EzGz

A single header library for easily and quickly decompressing Gz archives, written in modern C++. It's designed to be both easy to use and highly performant.

Installation

Just add ezgz.hpp into your project, it contains all the functionality and depends only on the C++20 standard library. You can use git subtree to get updates cleanly.

Usage

Decompression

The easiest way of using this is to use the IGzStream. It inherits from std::istream, so it's usable as any other C++ input stream:

Ezgz::IGzStream input("data.gz");
std::string line;
while (std::getline(input, line)) { // You can read it by lines for example
	std::cout << line << std::endl;
}

It can also be constructed from a std::istream to read data from, std::span<const uint8_t> holding raw data or a std::function<int(std::span<uint8_t> batch)> that fills the span in its argument with data and returns how many bytes it wrote. All constructors accept an optional argument that determines the number of bytes reachable through unget() (10 by default).

If you don't want to use a standard stream, you can use IGzFile, which gives a slightly lower level approach:

Ezgz::IGzFile<> input(data); // Expecting the file's contents is already a contiguous container
while (std::optional<std::span<const char>> chunk = input.readSome()) {
	output.put(*chunk);
}

It supports some other ways of reading the data (the separator is newline by default, other separators can be set as second argument):

Ezgz::IGzFile<> input([&file] (std::span<uint8_t> batch) -> int {
	// Fast reading from stream
	file.read(reinterpret_cast<char*>(batch.data()), batch.size());
	return input.gcount();
});
data.readByLines([&] (std::span<const char> chunk) {
	std::cout << chunk << std::endl;
});

Or simply:

std::vector<char> decompressed = Ezgz::IGzFile<>("data.gz").readAll();

If the data is only deflate-compressed and not in an archive, you should use IDeflateFile instead of IGzFile. But in that case, it will most likely be already in some buffer, in which case, it's more convenient to do this:

std::vector<char> decompressed = Ezgz::readDeflateIntoVector(data);

The function has an overload that accepts a functor that fill buffers with input data and returns the amount of data filled.

Configuration

Most classes and free functions accept a template argument whose values allow tuning some properties:

maxOutputBufferSize - maximum number of bytes in the output buffer, if filled, decompression will stop to empty it
minOutputBufferSize - must be at least 32768 for correct decompression, decompression may fail if smaller but can save some memory
inutBufferSize - the input buffer's size, decides how often is the function to fill more data called
verifyChecksum - boolean whether to verify the checksum after parsing the file
Checksum - a class that computers the CRC32 checksum, 3 are available:
- NoChecksum - does nothing, can save some time if checksum isn't checked or isn't known
- LightCrc32 - uses a 1 kiB table (precomputed at compile time), slow on modern CPUs
- FastCrc32 - uses a 16 kiB table (precomputed at compile time), works well with out of order execution
StringType - type of string to save file name and comment into (must be default constructible, convertible to std::string_view and support the += operator for char), std::string by default

You can either declare your own struct or inherit from a default one and adjust only what you want:

struct Settings : Ezgz::DefaultDecompressionSettings {
	constexpr static int inputBufferSize = 30000;
	using Checksum = EzGz::NoChecksum;
	constexpr static bool verifyChecksum = false;
}; // This will skip checksum
std::vector<char> decompressed = Ezgz::IGzFile<Settings>("data.gz").readAll();

If including fstream is undesirable, the EZGZ_NO_FILE macro can be defined to remove the constructors that accept file names. This does not restrict usability much.

Performance

Decompression is about 30% faster than with zlib. Decompression speeds over 250 MiB/s are reachable on modern CPUs. It was tested on the standard Silesia Corpus file, compressed for minimum size.

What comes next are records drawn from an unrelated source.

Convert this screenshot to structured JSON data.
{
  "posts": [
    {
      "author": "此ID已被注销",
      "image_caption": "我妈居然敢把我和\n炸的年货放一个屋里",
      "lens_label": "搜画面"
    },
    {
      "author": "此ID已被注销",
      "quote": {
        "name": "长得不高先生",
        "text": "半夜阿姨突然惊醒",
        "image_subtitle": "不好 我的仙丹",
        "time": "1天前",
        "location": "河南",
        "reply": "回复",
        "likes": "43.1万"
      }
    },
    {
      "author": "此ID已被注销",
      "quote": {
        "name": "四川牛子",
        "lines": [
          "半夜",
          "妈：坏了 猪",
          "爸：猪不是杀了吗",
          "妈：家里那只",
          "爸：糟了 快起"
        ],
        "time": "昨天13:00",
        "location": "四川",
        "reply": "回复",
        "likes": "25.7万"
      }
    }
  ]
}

Using it through std::ostream has no noticeable impact on performance but any type of parsing will impact it significantly.

Code remarks

The type used to represent bytes of compressed data is uint8_t. The type to represent bytes of uncompressed data is char. Some casting is necessary, but it usually makes it clear which data are compressed which aren't.

I is the prefix for input, O is the prefix for output.

Errors are handled with exceptions. Unless there is a bug, an error happens only if the input file is incorrect. All exceptions inherit from std::exception, parsing errors are std::runtime_error, internal errors with std::logic_error (these should not appear unless there is a bug). In absence of RTTI, catching an exception almost certainly means the file is corrupted (if compiling with exceptions disabled, exceptions have to be enabled for the file that includes this header, performance would be worse without them). Exceptions thrown during decompression mean the entire output may be invalid (checksum failures are detected only at the end of file). If an exception is thrown inside a function that fills an input buffer, it will be propagated.

The decompression algorithm itself does not use dynamic allocation. All buffers and indexes are on stack. Exceptions, std::string values obtained from the files (like names) and callbacks done using std::function may dynamically allocate. The string type can be configured using a custom class as settings template argument.